Family receive remains of woman captured on CCTV cameras drowning in Kampala manhole 10 months ago

The family of Cissy Namukasa has finally received the remains of their relative who drowned in a city manhole 10 months ago.

Footage from the police CCTV cameras on May 2,2020  captured  Namukasa who was coming from Bugoloobi fall in a trench and was washed away towards the Industrial Area by fast running water during a heavy downpour.

The remains suspected to be of Namukasa were six months later in October last year recovered from a swamp and taken for DNA testing.

On Monday, after DNA samples confirmed the remains were hers, the police and Kampala Capital City Authority handed over the remains to the relatives.

https://nilepost.co.ug/2020/10/13/police-retrieve-body-of-woman-who-drowned-in-kampala-manhole-six-months-ago/

Explaining the delay in handing over the remains despite being retrieved four months ago, the Kampala Metropolitan Police spokesperson, Patrick Onyango said having taken DNA samples from the remains and the family members; they had to wait for results from the Government Analytical Laboratory in Wandegeya to confirm Namukasa’s identity.

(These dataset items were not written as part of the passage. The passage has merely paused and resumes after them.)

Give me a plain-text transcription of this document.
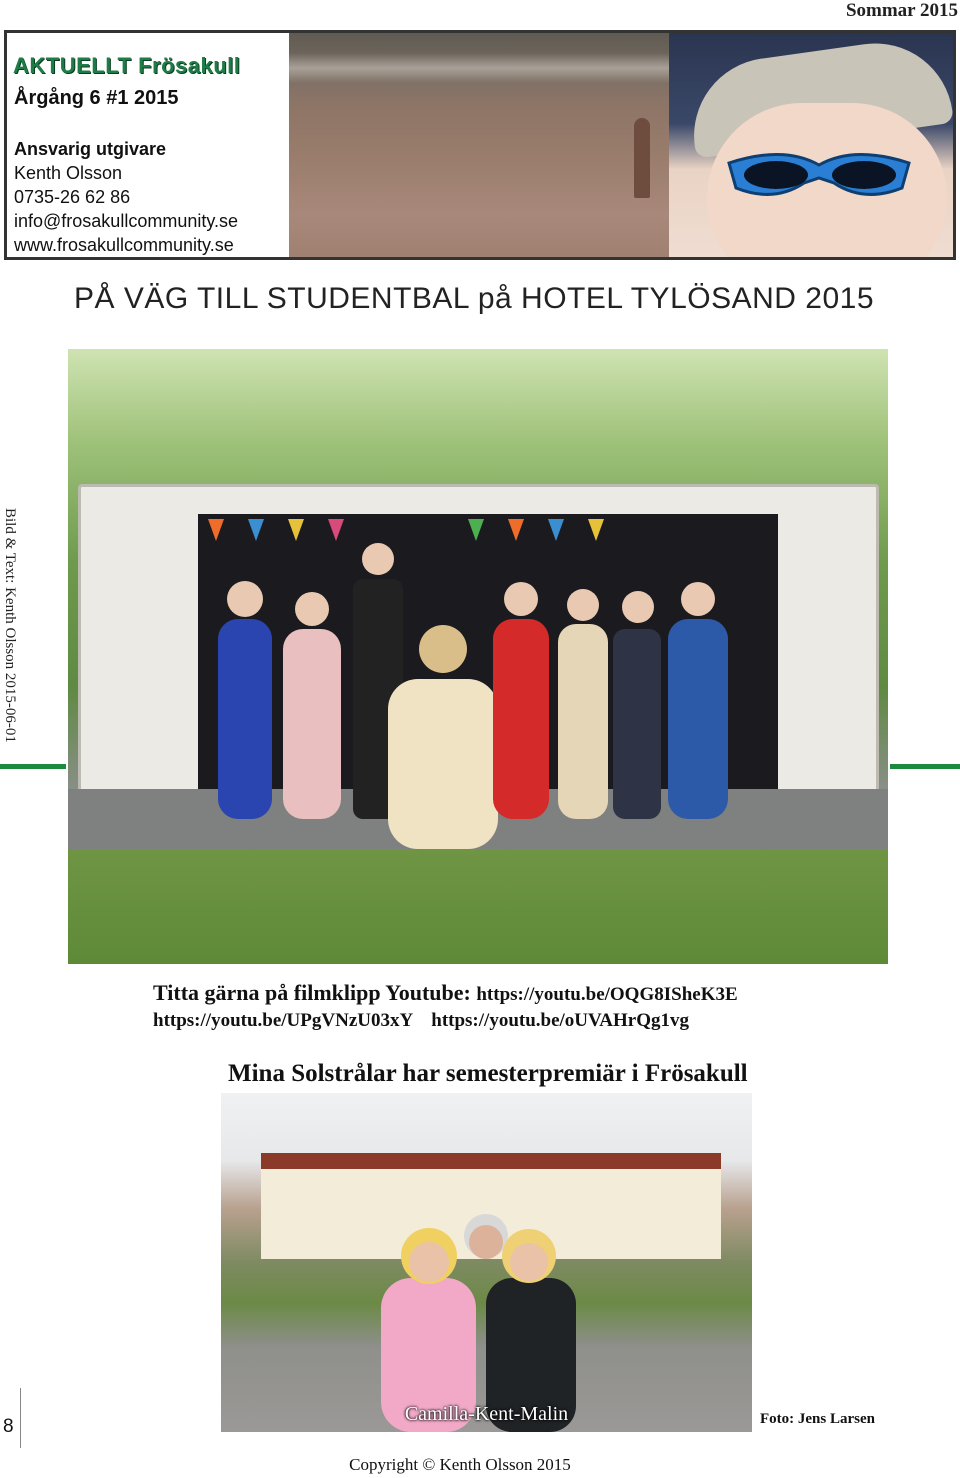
Sommar 2015
AKTUELLT Frösakull
Årgång 6 #1 2015
Ansvarig utgivare
Kenth Olsson
0735-26 62 86
info@frosakullcommunity.se
www.frosakullcommunity.se
PÅ VÄG TILL STUDENTBAL på HOTEL TYLÖSAND 2015
Bild & Text: Kenth Olsson 2015-06-01
Titta gärna på filmklipp Youtube: https://youtu.be/OQG8ISheK3E
https://youtu.be/UPgVNzU03xY https://youtu.be/oUVAHrQg1vg
Mina Solstrålar har semesterpremiär i Frösakull
Camilla-Kent-Malin	Foto: Jens Larsen
8
Copyright © Kenth Olsson 2015
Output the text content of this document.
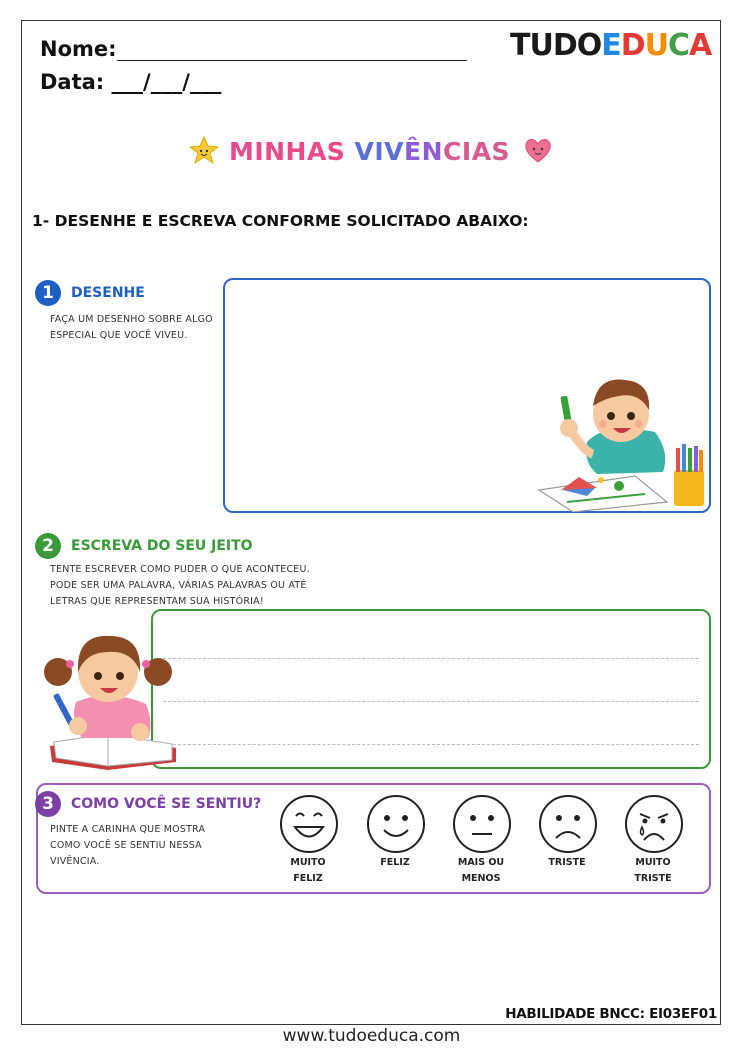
Nome:
Data: ___/___/___
TUDOEDUCA
MINHAS VIVÊNCIAS
1- DESENHE E ESCREVA CONFORME SOLICITADO ABAIXO:
1	DESENHE
FAÇA UM DESENHO SOBRE ALGO
ESPECIAL QUE VOCÊ VIVEU.
2	ESCREVA DO SEU JEITO
TENTE ESCREVER COMO PUDER O QUE ACONTECEU.
PODE SER UMA PALAVRA, VÁRIAS PALAVRAS OU ATÉ
LETRAS QUE REPRESENTAM SUA HISTÓRIA!
3	COMO VOCÊ SE SENTIU?
PINTE A CARINHA QUE MOSTRA
COMO VOCÊ SE SENTIU NESSA
VIVÊNCIA.	MUITO
FELIZ
FELIZ	MAIS OU
MENOS
TRISTE	MUITO
TRISTE
HABILIDADE BNCC: EI03EF01
www.tudoeduca.com
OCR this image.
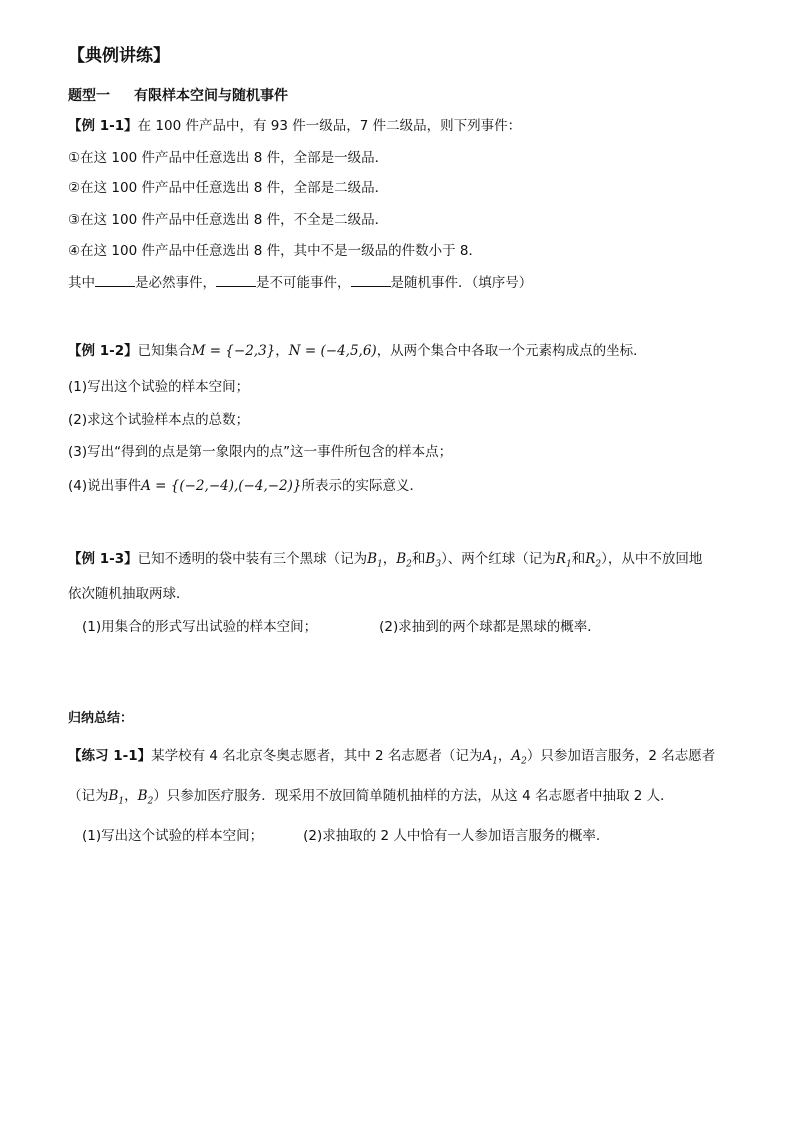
【典例讲练】
题型一 有限样本空间与随机事件
【例 1-1】在 100 件产品中，有 93 件一级品，7 件二级品，则下列事件：
①在这 100 件产品中任意选出 8 件，全部是一级品．
②在这 100 件产品中任意选出 8 件，全部是二级品．
③在这 100 件产品中任意选出 8 件，不全是二级品．
④在这 100 件产品中任意选出 8 件，其中不是一级品的件数小于 8．
其中	是必然事件，	是不可能事件，	是随机事件．（填序号）
【例 1-2】已知集合M = {−2,3}，N = (−4,5,6)，从两个集合中各取一个元素构成点的坐标．
(1)写出这个试验的样本空间；
(2)求这个试验样本点的总数；
(3)写出“得到的点是第一象限内的点”这一事件所包含的样本点；
(4)说出事件A = {(−2,−4),(−4,−2)}所表示的实际意义．
【例 1-3】已知不透明的袋中装有三个黑球（记为$B_1$，$B_2$和$B_3$）、两个红球（记为$R_1$和$R_2$），从中不放回地
依次随机抽取两球．
(1)用集合的形式写出试验的样本空间；	(2)求抽到的两个球都是黑球的概率．
归纳总结：
【练习 1-1】某学校有 4 名北京冬奥志愿者，其中 2 名志愿者（记为$A_1$，$A_2$）只参加语言服务，2 名志愿者
（记为$B_1$，$B_2$）只参加医疗服务．现采用不放回简单随机抽样的方法，从这 4 名志愿者中抽取 2 人．
(1)写出这个试验的样本空间；	(2)求抽取的 2 人中恰有一人参加语言服务的概率.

The KCCA spokesperson, Dan Nuwabiine said the body would work on compensating the family.

“Our legal team and the family will come to an understanding after following the due process,”Nuwabiine said.

Last year, activists dragged Kampala Capital City Authority to court for shs500 million for failure to make city drainage channels safe for pedestrians.

In the suit where the Attorney General was also listed as a respondent, Legal Brains Trust, a Kampala-based human rights and democracy watchdog averred that the current state of roads, drainage channels, sewers and related infrastructure in Kampala city is demonstrably unsafe and inherently hazardous to city dwellers.

“The current state of roads, drainage channels, sewers and related infrastructure in Kampala city is demonstrably unsafe and inherently hazardous to city dwellers and thus depicts an egregious culture or policy of non-enforcement of the aforesaid rights by respondents,” the activists saind in their suit.

“The respondents have hitherto wrongfully commissioned roads, drainage channels, sewers and related infrastructure with inadequate human safety precautions, for example open manholes that pose a danger to the urban dwellers and vulnerable groups like children, persons with disabilities and mental health problems.”